Un inmenso cartel decía: "¡Viva Mario Rodelo! ¡El nos guía!". Y otro: "¡Humanidad o muerte!".
Sí, tenía razón Ciro Albrio: Mario Rodelo era débil, ahora, porque lloraba, como hubiera llorado una estatua, valiente sólo porque está inmóvil, petrificada, sin parpadear, sin un temblor de labios. Pero lloraba. Vio que entre aquellos seres humanos había ratas, víboras, pájaros, lagartos, perros, como si los animales, ¡también ellos!, hubieran juntado las últimas fuerzas para hacer causa común con los hombres.
¡He regresado! —gritó Mario Rodelo.
Tenían armas. Las miradas eran duras. No era odio.
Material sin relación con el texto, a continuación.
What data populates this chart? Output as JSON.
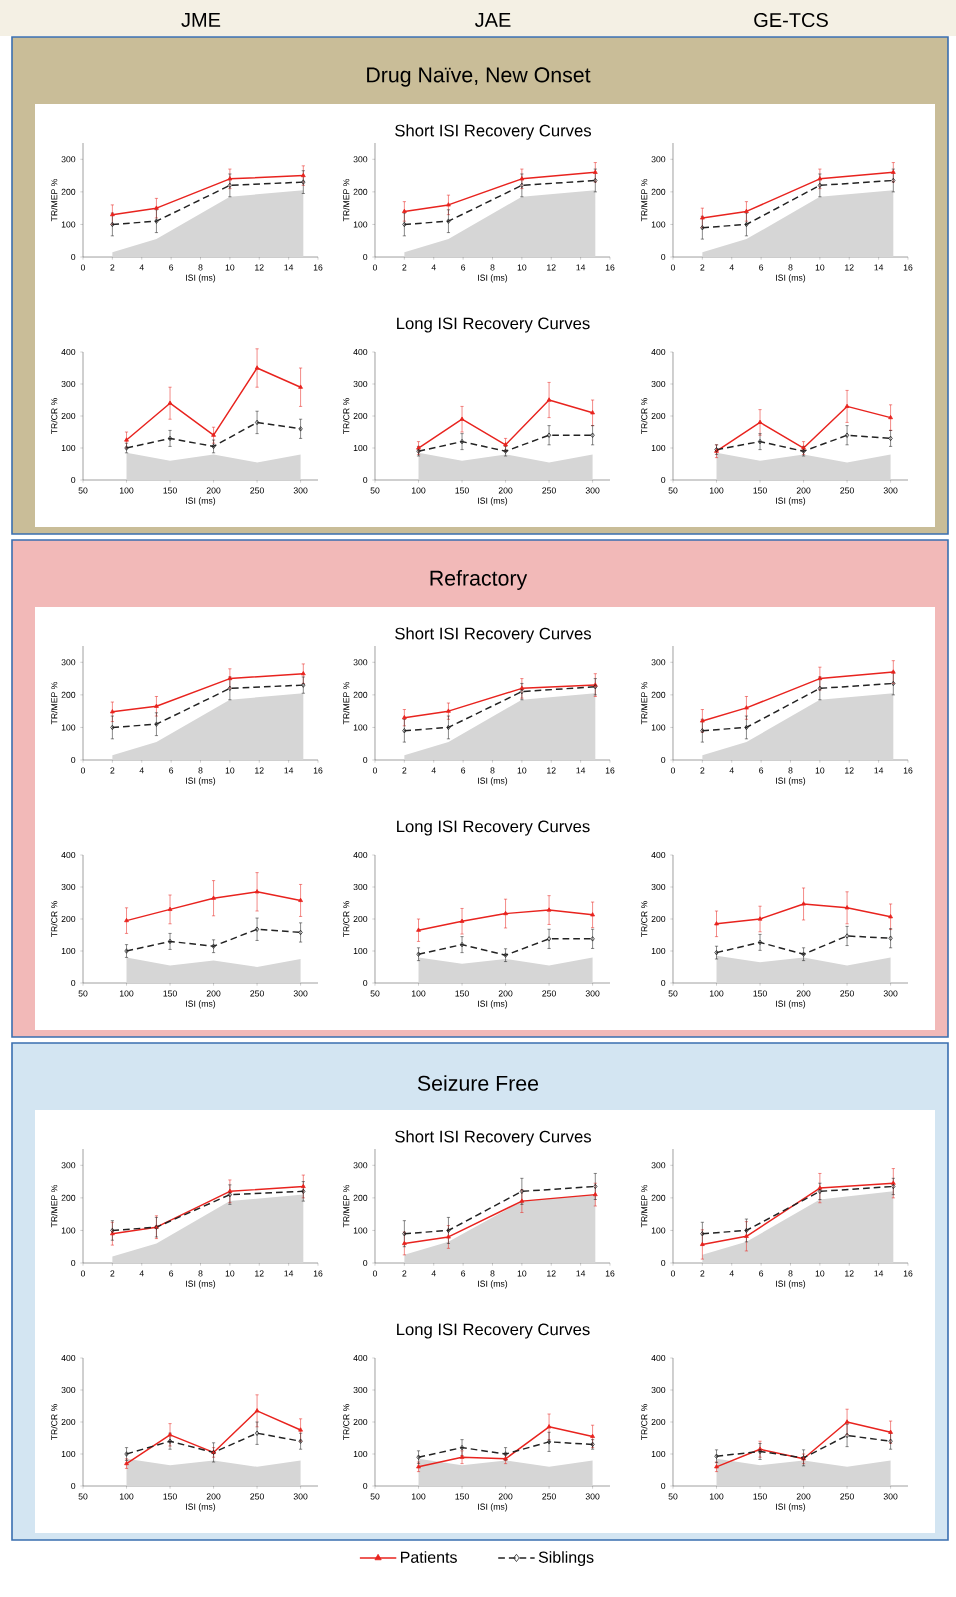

Era algo más hermoso y terrible. Era una suprema decisión la que brillaba en los ojos de aquellos despojos humanos.
Alcanzó a leer otra vez, con orgullo, el cartel que era bandera de lucha: "¡Viva Mario Rodelo! ¡El nos guía!".
Después ellos dispararon dos rayos rojos que se clavaron como dos alfileres en los cuerpos de Mario Rodelo y Ciro Albrio. Y cayeron. Inmovilizados en el suelo, como dos viejos maderos.
Los hambrientos los rodearon. Los miraron fijamente a los ojos, abiertos desmesuradamente por la angustia de estar viendo cada vez un poco menos. Y querían ver, y escuchar, para comprender. Gritaban. Después, el jefe dijo:
¡Se acabó! ¡Nos rebelamos y estamos jugados! Nos han matado a muchos, pero lo intentaremos una vez más. No queremos ser objetos de experimentos, cobayos de laboratorios. No queremos ser los cobayos de la élite, ni tubos de ensayo mandándonos a las estrellas, a donde van y experimentan con nosotros, y nos tiran después en los establos. ¡Ustedes dos, malditos, no regresarán con más cobayos humanos!
Los andrajosos levantaron sus puños amenazantes, como gigantes omnipotentes, mirando el cielo, en donde aparecen, de noche, las estrellas. Y siguieron su marcha, colgantes los jirones de las ropas, y con los perros, las víboras, las ratas, los lagartos, todo lo que había quedado allí.
Una hoja de diario jugaba en el suelo, movida por la brisa, como si hubiera estado divirtiéndose, ahí, al alcance de los hombres tendidos en la tierra reseca. Un gran título, a todo lo ancho de la página decía: "¡SE HAN REBELADO LOS MISERABLES!". A un costado, bajo la marca, la fecha: “Año 3659. Era del Mercurio”.
Los dos moribundos giraron la cabeza. ¡Y la vieron! La ciudad estaba detrás de una colina y un bosque. Entre ambos quedaba, como una hendija de una puerta semicerrada.
Por ese resquicio mezquino la veían. Hacia allí iban ellos, los esqueléticos, los desnudos, pero altivos, desafiantes, en búsqueda de la ciudad del Gran Poder para presentarle combate.
Mario Rodelo no sabía si estaba muriéndose o si entraba en un sueño profundo que lo llamaba desde el fondo de un viejo aljibe al cual se asomaba la madre, emocionada, en el museo de la ciudad, en un antiguo domingo desdibujado en la memoria.
Sintió que la mano de Ciro Albrio apretaba su mano y presintió que quería decir algo ...
Después cayó sobre ellos una sombra impenetrable, pesada como una piedra. Pero en alguna parte había un tenue color rosado.